Il s’agit pour l’heure de la seule manière légale de mener le patient vers la fin de vie en France. Elle est permise par la loi Claeys-Leonetti, qui encadre la fin de vie des malades incurables. Cette loi prévoit l’arrêt des traitements en cas « d’obstination déraisonnable » (ou acharnement thérapeutique) : si le patient le souhaite, les traitements peuvent être « suspendus » lorsqu’ils « apparaissent inutiles, disproportionnés ou lorsqu’ils n’ont d’autre effet que le seul maintien artificiel de la vie ». Si le patient ne peut exprimer sa volonté, la décision doit être prise par les médecins de façon « collégiale ».

Un débat qu’aucune législation ne saurait épuiser ou résoudre

Quelques milliers de manifestants à Paris contre l’IVG et l’euthanasie (SEVGI/SIPA / SIPA)
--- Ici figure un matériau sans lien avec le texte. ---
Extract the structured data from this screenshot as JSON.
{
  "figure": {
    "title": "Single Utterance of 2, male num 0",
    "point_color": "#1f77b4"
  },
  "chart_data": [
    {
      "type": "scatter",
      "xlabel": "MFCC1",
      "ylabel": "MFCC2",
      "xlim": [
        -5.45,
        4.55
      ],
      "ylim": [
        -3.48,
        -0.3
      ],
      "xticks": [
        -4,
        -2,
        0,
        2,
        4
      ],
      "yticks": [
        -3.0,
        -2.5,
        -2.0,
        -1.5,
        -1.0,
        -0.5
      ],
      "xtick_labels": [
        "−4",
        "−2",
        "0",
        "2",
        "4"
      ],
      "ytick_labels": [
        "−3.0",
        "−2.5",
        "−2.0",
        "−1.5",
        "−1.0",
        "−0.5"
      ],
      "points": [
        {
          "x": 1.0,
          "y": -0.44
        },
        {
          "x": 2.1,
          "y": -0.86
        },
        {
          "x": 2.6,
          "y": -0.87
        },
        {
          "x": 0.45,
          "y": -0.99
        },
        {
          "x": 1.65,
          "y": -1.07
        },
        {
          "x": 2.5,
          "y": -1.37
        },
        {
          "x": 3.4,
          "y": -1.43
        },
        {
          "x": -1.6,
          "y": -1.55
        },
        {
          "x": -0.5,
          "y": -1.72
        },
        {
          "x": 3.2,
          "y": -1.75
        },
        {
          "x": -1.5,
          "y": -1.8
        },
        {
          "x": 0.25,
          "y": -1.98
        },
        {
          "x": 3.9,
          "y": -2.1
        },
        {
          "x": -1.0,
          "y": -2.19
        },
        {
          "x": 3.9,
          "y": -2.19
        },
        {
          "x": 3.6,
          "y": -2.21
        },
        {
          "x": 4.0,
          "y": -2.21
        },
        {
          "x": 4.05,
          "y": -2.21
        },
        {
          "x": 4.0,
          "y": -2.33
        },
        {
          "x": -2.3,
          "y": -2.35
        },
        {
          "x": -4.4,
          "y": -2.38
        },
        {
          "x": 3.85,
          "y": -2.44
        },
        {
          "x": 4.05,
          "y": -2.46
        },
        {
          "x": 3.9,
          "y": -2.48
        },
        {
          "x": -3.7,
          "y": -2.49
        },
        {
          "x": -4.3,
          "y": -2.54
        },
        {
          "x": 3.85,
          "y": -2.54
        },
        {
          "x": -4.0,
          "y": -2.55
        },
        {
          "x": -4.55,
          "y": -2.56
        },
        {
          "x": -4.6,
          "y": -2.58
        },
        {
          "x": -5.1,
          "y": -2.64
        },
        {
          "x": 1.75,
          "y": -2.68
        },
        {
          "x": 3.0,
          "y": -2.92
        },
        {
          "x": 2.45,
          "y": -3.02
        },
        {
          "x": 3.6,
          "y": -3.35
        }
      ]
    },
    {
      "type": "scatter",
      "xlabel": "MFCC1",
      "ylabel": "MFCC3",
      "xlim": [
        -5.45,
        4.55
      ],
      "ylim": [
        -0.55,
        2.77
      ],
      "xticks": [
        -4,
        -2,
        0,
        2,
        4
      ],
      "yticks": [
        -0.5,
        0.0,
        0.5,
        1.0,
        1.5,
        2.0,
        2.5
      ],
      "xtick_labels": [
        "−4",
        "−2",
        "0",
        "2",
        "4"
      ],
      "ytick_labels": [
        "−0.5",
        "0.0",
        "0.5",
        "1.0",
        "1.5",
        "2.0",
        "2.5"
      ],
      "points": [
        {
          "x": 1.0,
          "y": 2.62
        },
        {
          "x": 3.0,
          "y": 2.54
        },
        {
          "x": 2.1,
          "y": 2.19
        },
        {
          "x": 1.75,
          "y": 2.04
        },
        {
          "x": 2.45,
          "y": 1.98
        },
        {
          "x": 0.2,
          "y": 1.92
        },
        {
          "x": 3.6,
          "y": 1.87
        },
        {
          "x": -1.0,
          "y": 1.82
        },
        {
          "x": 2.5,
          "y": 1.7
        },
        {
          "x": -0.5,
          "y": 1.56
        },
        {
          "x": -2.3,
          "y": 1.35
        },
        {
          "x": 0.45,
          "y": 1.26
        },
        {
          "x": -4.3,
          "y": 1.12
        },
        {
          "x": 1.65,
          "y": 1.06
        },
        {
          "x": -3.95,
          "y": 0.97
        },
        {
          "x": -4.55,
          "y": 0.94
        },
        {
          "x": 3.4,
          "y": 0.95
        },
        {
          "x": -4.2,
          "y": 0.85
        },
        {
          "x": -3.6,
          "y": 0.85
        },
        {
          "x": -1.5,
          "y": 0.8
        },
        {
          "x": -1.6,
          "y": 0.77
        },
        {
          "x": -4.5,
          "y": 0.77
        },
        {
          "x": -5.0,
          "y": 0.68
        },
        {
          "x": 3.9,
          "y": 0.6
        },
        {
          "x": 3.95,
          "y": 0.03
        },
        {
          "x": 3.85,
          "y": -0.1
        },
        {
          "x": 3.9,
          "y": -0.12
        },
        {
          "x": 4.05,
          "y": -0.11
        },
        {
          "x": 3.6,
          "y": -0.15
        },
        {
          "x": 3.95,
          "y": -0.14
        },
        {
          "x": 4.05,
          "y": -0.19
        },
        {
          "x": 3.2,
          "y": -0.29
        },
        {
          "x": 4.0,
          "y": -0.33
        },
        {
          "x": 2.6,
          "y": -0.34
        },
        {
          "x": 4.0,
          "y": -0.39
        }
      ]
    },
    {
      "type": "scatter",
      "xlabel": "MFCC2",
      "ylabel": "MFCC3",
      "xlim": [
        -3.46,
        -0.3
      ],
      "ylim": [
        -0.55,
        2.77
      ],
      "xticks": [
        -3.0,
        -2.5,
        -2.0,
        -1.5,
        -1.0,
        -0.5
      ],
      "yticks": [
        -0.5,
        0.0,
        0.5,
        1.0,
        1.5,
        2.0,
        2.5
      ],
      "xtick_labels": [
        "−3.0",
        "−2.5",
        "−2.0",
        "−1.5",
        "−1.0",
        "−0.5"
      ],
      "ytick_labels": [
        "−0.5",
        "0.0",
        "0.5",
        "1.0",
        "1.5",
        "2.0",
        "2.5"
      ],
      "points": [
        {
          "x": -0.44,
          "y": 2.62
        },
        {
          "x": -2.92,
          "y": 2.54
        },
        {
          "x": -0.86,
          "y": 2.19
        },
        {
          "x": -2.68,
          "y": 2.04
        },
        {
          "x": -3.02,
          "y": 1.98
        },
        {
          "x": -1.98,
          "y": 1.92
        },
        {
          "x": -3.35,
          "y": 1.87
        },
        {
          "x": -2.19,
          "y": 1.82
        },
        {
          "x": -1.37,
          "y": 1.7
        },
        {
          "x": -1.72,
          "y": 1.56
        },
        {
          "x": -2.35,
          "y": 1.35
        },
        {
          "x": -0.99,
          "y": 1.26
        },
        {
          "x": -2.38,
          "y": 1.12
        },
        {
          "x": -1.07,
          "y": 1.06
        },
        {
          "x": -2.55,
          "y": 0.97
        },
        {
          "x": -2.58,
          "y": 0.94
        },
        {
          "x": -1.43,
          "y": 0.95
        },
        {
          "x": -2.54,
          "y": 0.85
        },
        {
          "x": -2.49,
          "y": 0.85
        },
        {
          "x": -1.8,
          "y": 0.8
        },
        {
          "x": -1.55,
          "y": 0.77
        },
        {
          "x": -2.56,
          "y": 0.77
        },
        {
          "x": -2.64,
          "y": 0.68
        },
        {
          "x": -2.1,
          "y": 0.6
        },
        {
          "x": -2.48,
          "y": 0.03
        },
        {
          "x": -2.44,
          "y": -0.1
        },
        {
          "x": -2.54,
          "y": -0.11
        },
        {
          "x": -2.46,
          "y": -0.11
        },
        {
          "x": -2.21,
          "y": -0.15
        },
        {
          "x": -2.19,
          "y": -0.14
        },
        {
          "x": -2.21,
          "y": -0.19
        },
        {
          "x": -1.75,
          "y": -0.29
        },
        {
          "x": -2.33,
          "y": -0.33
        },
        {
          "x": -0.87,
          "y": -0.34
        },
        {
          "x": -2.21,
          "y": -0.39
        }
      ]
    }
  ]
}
En France, la loi Claeys-Leonetti de février 2016 a clarifié les conditions de l’arrêt des traitements au titre du refus de l’obstination déraisonnable, réaffirmant le droit du malade à l’arrêt de tout traitement et en lui permettant de bénéficier de la sédation profonde et continue jusqu’au décès, lorsque le pronostic vital est engagé à court terme. Il ne s’agit donc pas d’une euthanasie active, mais de la possibilité de diminuer la vigilance du mourant jusqu’à la perte de conscience, en laissant pour le reste la nature suivre son cours. Selon un sondage Ifop d’avril 2021, plus de la moitié de Français se prononce pour « un droit à une fin de vie libre et choisie », ce qui supposerait de revoir profondément la législation existante. C’est cette réflexion que mène depuis décembre 2022 « la convention citoyenne sur la fin de vie », annoncée en septembre par le président Emmanuel Macron.
En Suisse, le suicide assisté, en l’absence de « mobile égoïste », est autorisé depuis 1942. Il a été étendu aux prisonniers en février 2020. En Belgique, l’euthanasie active, autrement dit « l’acte pratiqué par un tiers, qui met intentionnellement fin à la vie d’une personne à la demande de celle-ci », est autorisé pour les majeurs – exceptionnellement les mineurs – qui en ont formulé le souhait de manière volontaire, réfléchie et répétée sans pression extérieure, quand le patient se trouve dans une situation médicale sans issue et fait état d’une souffrance physique ou psychique constante et insupportable qui ne peut être apaisée.
Ces législations beaucoup plus permissives ne dispensent pas pour autant de longs débats éthiques sur le bien-fondé de chaque décision. « Juger que la vie vaut ou ne vaut pas la peine d’être vécue, c’est répondre à la question fondamentale de la philosophie », écrivait Albert Camus en 1942, dans Le mythe de Sisyphe.